Lelaki sholeh itu menarik. Lelaki pendiam yang rajin baca buku itu  menarik. Dan dia lelaki sholeh yang pendiam dan rajin baca buku. Maka  harus kusebut apa? Double menarik? Atau menarik kuadrat?
***
Hari ini adalah hari bahagia Sasti. Sahabatku sejak kuliah dulu. Juga Ghina, temanku sejak SMP. Maka doaku pagi ini :
Ya Allah, berkahilah pernikahan sahabat-sahabatku dan buatlah aku tegar melewati hari ini.
Haha tegar? Apa salah satu mempelai pria adalah lelaki yang kusukai?  Bukan! Aku berdoa semoga aku tegar menghadapi pertanyaan "Kapan nyusul,  Cha?" Ya, aku akan segera 27 tahun bulan depan. Dan belum ada  tanda-tanda segera menikah. Ahhh sudahlah. Kuberusaha menikmati saja.
***
Sudah lama aku mengenalnya. Dia temanku sejak kuliah. Sekarang ia  bekerja di salah satu media elektronik di kotaku sebagai reporter.  Sementara aku baru saja bergabung dengan salah satu universitas sebagai  dosen.

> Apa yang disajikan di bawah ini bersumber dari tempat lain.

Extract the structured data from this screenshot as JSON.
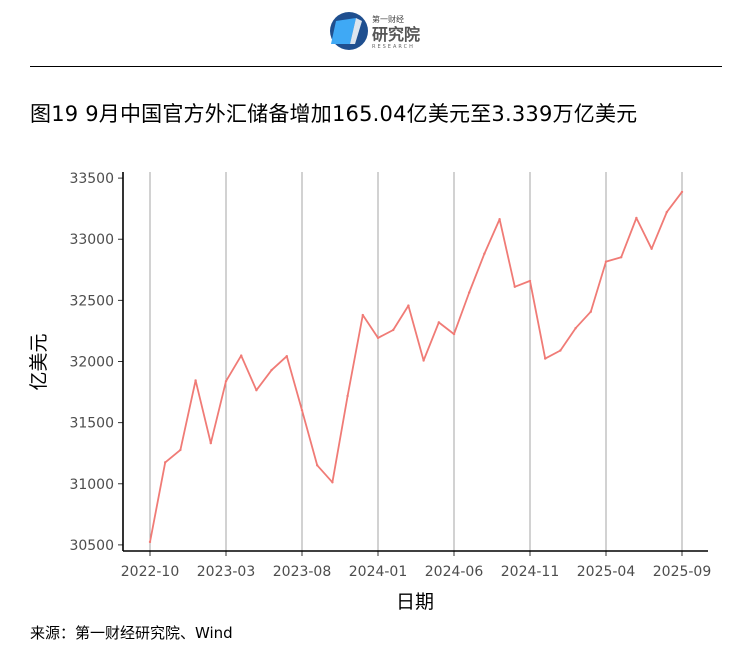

Dulu waktu SMP, aku menyukai temanku yang pendiam. Dia cool menurut  teman-temanku. Tapi dia akrab denganku. Bahkan sampai sekarang. Aku  memang menyukai lelaki yang pendiam tapi bisa ngobrol denganku. Aku juga  tertarik dengan lelaki yang senang membaca. Lelaki yang senang membaca  itu biasanya pengetahuannya banyak. Keren aja gitu punya budget khusus  untuk beli buku, sementara laki-laki lain mungkin menghabiskan uangnya  untuk main game, nonton film atau bahkan ada yang suka beli baju. Lelaki  seperti ini kutemukan saat aku SMA.Â
Kakak kelasku itu. Sepintas memang  gayanya bukan seperti si kutu buku. Tapi dia sering ke perpustakaan  untuk minjem dan baca buku. Saat aku kuliah, aku mulai tertarik dengan  lelaki yang sholeh. Ya ketua organisasi tempatku berkecimpung  menghabiskan masa-masa kuliah selain belajar di kelas. Tapi, satu satu  satu itu semuanya toh menolakku. Teman SMP-ku itu sekarang sudah punya  pacar. Kakak kelas-ku itu juga sudah punya pacar. Bahkan ketua  organisasiku saat aku kuliah itu sudah menikah. Singkat cerita,  kesimpulannya mereka tak melirikku meski aku selalu berada di hadapan  mereka.
Maka, aku coba tahu diri. Bayu. Si lelaki yang kusebut menarik  kuadrat atau bahkan triple menarik itu rasanya sulit kuraih. Hanya  sebatas angan. Atau doa yang aku sendiri pun kadang terlalu malu  menyebut namanya dalam doaku. Aku bukan pesimis. Tapi hanya berusaha  sadar diri. Siapalah aku? Sudah jadi temannya saja aku merasa sangat  bersyukur. Bisa mendengarnya menyebut namaku, bisa meminta pendapatnya  dan berusaha memahami jalan pikirannya saja pun aku sudah sangat merasa  terberkahi. Apalagi jika ia jadi suamiku? Oh Tuhan, naf sekali rasanya.  Terlalu panjang angan ini berlayar.